Oh, also, you can call just about anything that’s done with code “AI” even if it really has nothing to do with artificial intelligence. My employer was fairly recently sold an automated customer service tool by a big, well-known software vendor that another team I work distantly with had to configure/program, every step from soup to nuts. (There was absolutely no machine learning involved or anything like that. This other team had to decide all the flows the customers could go through.) But you can bet your ass you couldn’t read any three consecutive words in any of their marketing materials about it without at least one of the three being “AI”.
I’m sure there are microwave ovens no more sophisticated than the one I have (spoiler: it’s the dumbest microwave oven I could find) that are being marketed with the term “AI”.
Every pill just kills the patient. They are now technically cured of any and all diseases.
The SCP-049 way.
My cure is most effective.
OK, I’m staying away from hospitals starting today.
Guess I’m going to start stocking up on microwave popcorn packets. If there is no circus as a consequence of this company then I guess I’ll be stocked up for movie nights
We’ll have to see what happens if this all goes well or not.
If it goes well, we’ll have to see the effectiveness of the drugs, as they are more effective than conventional ones.
If the latter happens, let’s look at the legal aspect. Can products made with AI be patented?
If they can’t be patented, we’ll see many companies launch these drugs as generics and at a lower price, in addition to being more effective. Big Pharma will likely start suing to avoid losing customers, and it will be interesting to see people support these companies just because they are against AI.

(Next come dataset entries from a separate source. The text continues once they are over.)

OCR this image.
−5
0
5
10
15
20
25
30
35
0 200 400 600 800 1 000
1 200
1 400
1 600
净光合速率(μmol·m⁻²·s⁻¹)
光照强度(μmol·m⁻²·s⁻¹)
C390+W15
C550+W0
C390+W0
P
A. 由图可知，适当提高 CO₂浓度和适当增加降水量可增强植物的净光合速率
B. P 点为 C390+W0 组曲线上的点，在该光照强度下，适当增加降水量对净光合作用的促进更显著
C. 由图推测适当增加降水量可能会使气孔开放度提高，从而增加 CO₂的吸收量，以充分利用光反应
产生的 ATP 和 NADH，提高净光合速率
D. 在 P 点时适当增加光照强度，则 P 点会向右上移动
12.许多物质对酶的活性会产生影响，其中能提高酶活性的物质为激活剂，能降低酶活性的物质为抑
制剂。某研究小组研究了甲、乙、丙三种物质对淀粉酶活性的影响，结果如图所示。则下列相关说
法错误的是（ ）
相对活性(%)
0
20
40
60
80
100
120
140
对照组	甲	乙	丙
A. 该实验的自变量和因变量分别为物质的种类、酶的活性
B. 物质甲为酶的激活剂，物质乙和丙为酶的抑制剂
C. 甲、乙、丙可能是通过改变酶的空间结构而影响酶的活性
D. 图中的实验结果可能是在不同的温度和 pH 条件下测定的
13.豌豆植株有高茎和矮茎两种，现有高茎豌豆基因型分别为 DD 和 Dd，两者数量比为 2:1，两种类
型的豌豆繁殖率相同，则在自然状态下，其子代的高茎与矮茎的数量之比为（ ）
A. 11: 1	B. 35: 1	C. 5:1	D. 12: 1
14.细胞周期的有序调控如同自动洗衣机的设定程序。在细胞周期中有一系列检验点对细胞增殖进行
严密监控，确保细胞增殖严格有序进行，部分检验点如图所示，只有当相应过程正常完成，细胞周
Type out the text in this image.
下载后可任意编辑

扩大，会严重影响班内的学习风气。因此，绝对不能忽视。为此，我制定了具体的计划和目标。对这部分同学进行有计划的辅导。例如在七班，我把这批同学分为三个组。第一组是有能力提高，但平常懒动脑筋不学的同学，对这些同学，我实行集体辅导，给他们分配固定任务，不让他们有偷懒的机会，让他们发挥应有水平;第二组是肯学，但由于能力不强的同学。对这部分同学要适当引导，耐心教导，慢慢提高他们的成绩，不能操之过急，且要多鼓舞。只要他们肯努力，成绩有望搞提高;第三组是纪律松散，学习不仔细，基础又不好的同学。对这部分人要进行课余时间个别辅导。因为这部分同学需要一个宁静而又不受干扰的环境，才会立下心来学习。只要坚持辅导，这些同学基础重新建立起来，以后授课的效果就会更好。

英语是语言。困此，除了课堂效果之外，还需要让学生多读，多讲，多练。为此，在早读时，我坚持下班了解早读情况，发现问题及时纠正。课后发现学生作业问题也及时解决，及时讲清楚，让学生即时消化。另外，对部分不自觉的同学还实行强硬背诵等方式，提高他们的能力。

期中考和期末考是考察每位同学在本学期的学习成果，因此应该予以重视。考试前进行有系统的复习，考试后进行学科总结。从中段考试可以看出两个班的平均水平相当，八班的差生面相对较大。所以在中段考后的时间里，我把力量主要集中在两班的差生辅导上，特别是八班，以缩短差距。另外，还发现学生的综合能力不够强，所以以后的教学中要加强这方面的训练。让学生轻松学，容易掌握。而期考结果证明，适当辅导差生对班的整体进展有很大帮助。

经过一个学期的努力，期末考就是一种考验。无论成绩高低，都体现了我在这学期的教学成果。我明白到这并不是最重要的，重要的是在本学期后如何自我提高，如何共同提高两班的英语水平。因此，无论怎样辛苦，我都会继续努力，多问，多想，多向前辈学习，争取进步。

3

Not to mention that this could benefit them and that they wouldn’t have to pay so many medical bills or such expensive drugs that are actually very cheap to produce.
I’m sure it will have as much success as holistic medicine.
They can even solve basic arithmetic and they are going to cure all deseases, right…
Different models, different problems. While LLMs are a bit of a parlor trick, this particular application is actually well suited for AI, as it involves the search for patterns in massive amounts of data. It’s not just guessing the next word, but actually seeking probabilistic causes and effects hidden within more data than researchers could possibly search on their own.
You’re misunderstanding what’s happening here. You’re talking about an LLM. That’s not what this is
I know it is not an LLM, I’m just saying it in not solving diseases, its finding most likely protein shapes. It was more of a rant against AI hype and how they present it. Perhaps I should have worded that better.